Debate sobre a cultura do cancelamento na sociedade contemporânea
Enviada em 06/09/2021
O documentário “Vou te cancelei”, produzido pelo canal GNT, retrata o cancelamento e o linchamento virtual de pessoas, nas redes sociais, e, também, os impactos disso em suas vidas. Fora do documentado, observa-se que, na sociedade contemporânea, a atitude de cancelar o outro é cada vez mais recorrente e vem tornando-se mais agressiva e danosa. A partir desse viés, é válido analisar as motivações que levam ao cancelamento e os impactos na vida do indivíduo que sofre com esse ato.
A priori, é importante pontuar que o cancelamento consiste em uma forma de repúdio a atitudes que não são mais aceitas na sociedade atual, como preconceitos e intolerâncias, e é regido por um senso de justiça coletivo. Diante dessa perspectiva, nota-se que os indivíduos que praticam essa ação tentam limitar a atuação e o impacto dos comportamentos alheios pela imposição de uma “régua social” que mede as condutas de acordo com o senso individual, este que adquire força conforme os canceladores se identificam. Tal comportamento é evidenciado pelo filósofo Michel Foucault, na teoria da microfísica do poder: o poder está concentrado na rede que liga todos os indivíduos de um grupo por meio de saberes e discursos. Assim, os cidadãos, respaldam-se na disseminação de um mesmo regime comportamental para propagar as formas de cancelar o próximo.

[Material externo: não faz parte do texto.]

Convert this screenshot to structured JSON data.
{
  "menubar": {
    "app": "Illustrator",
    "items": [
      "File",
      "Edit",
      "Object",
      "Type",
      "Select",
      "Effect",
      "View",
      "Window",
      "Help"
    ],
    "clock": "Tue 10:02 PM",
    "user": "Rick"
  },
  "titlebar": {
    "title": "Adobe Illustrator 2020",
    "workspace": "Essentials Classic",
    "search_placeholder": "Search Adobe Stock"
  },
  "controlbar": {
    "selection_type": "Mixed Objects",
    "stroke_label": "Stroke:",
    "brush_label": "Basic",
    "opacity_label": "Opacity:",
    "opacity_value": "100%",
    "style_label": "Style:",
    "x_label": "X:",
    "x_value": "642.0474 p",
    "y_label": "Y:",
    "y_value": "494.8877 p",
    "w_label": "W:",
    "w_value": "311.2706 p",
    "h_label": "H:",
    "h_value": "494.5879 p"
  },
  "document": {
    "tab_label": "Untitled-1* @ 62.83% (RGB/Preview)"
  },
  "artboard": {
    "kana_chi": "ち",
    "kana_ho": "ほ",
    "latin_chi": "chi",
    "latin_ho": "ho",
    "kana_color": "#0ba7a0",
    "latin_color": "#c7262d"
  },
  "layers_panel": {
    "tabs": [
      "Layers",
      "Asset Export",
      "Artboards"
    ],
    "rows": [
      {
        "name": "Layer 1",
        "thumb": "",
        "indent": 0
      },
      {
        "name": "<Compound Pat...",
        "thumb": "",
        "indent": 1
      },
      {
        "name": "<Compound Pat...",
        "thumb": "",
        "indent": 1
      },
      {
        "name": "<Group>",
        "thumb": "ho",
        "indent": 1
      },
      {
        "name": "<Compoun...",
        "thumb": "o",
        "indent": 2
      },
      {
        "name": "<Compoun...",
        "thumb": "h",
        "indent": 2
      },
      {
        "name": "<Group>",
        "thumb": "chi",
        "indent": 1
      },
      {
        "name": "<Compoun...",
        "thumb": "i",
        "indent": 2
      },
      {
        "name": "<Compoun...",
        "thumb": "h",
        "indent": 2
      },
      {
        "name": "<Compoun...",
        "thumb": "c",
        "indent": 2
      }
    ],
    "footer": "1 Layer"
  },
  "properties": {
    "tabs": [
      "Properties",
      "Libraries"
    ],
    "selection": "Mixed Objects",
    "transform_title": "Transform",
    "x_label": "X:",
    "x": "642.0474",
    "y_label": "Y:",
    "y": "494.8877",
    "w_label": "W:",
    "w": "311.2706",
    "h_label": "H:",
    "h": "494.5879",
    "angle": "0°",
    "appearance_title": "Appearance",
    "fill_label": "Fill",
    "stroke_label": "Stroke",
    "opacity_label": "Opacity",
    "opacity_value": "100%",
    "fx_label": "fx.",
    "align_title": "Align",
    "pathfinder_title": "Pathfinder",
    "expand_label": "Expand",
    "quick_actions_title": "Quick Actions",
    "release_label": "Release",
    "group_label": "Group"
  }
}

Ressalta-se, ainda, que, pelo motivo da cultura do cancelamento estar misturada com uma onda de agressão e retaliação, as pessoas que são atacadas sofrem danos psicológicos e até físicos. Segundo o pensador Karl Popper, em seu paradoxo da intolerância, o ato de intolerar o intolerável de forma desmedida, leva a um perigo social. Dessa maneira, observa-se que se constitui uma sociedade que não sabe as limitações da atitude de cancelar e age de modo nocivo, o que atinge a integridade do outro. Assim, essa forma cultural prejudica as relações sociais e seu desenvolvimento, além de infligir sofrimento ao cidadão que é vítima desse fenômeno. Então, é preciso ensinar ao indivíduo qual o limite desse comportamento e a diferença entre o repúdio e a violência.
Nota-se, portanto, que é necessário um debate maior acerca da cultura do cancelamento na sociedade atual. Para tanto, é preciso que as coordenações de ensino pedagógico dos centros educacionais, em parceria com as secretarias da saúde municipal, promovam uma discussão a respeito desse fenômeno, com a participação ativa dos alunos e, também, com profissionais qualificados, como psicólogos e psiquiatras, a fim de gerar uma maior reflexão sobre o ato de cancelar o outro e das consequências que este sofrerá, sejam físicas ou mentais. Dessa maneira, poderá haver um meio social em que a cultura do cancelamento aconteça de uma forma menos nociva.